Mehr als 120 Filme sind so zusammengekommen, viele davon sind völlig untergegangen, einige sicher zu Unrecht - und noch mehr wurden nie vollendet, weil das Geld einfach ausging. Abel Ferrara, mit dem er den grandiosen "King of New York" drehte, überliefert ein starkes Bild für diese Art der Sorglosigkeit: Walken sei ein Mann, der seine Haustür nie abschließe, wenn er gehe; mehr noch, er lasse sie auch einfach offenstehen - vielleicht, weil ihm schon die Idee von Besitz völlig egal sei.

Wer sich verschenkt, der wird auch beschenkt, von Herzen und manchmal völlig unverhofft: Zwei wirklich grandiose und auch sehr komische Geschenke hat Christopher Walken aus der Schreibwerkstatt von Quentin Tarantino bekommen: Eine unvergessliche Szene in "Pulp Fiction" und eine andere - ebenso unvergesslich, inszeniert von Tony Scott - in "True Romance". Ähnlich ging es ihm mit Woody Allen, Paul Schrader, Tim Burton, Steven Spielberg, jetzt mit Martin McDonagh, und so fort.

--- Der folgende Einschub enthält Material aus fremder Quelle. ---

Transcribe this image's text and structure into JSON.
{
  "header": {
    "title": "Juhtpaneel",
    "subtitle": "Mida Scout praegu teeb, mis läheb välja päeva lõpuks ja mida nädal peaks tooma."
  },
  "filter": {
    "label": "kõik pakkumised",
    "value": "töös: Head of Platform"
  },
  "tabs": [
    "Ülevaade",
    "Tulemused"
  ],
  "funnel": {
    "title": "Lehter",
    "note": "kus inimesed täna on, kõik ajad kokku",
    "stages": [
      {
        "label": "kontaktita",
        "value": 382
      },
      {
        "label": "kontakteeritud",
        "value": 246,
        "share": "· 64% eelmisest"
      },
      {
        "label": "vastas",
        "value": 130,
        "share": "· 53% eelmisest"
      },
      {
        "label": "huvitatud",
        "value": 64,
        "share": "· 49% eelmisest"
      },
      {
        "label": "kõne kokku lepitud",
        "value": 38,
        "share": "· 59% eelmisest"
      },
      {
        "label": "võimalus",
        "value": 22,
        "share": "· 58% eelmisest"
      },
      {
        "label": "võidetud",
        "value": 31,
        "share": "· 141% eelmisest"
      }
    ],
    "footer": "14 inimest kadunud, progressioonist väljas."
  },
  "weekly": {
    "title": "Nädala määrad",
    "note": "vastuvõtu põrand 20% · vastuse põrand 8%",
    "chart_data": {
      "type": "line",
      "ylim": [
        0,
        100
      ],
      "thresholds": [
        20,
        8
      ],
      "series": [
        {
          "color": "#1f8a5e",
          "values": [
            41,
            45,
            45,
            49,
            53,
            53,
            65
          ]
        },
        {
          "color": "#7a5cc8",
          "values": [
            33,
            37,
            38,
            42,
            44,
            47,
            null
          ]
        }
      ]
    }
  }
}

Das neueste dieser Geschenke aber ist ganz aktuell, es kommt im Mai ins Kino, fast eine Geburtstagsgabe zum siebzigsten Geburtstag: In "A Late Quartet" von Yaron Zilberman spielt Walken - gänzlich warmherzig und unpsychotisch - einen Meistercellisten. Einen Mann auf dem Höhepunkt seines Wissens und Könnens, der nun weitergeben muss, was er gelernt hat, weil seine Kräfte schwinden.

Wie formt eine Kunst ein Leben, ein Leben eine Kunst? Was opfert man, was riskiert man, und was gewinnt man im Streben nach wahrer Meisterschaft? Es gibt immer nur eine Handvoll Menschen, die solche Fragen tatsächlich beantworten können. Christoper Walken aber ist einer von ihnen.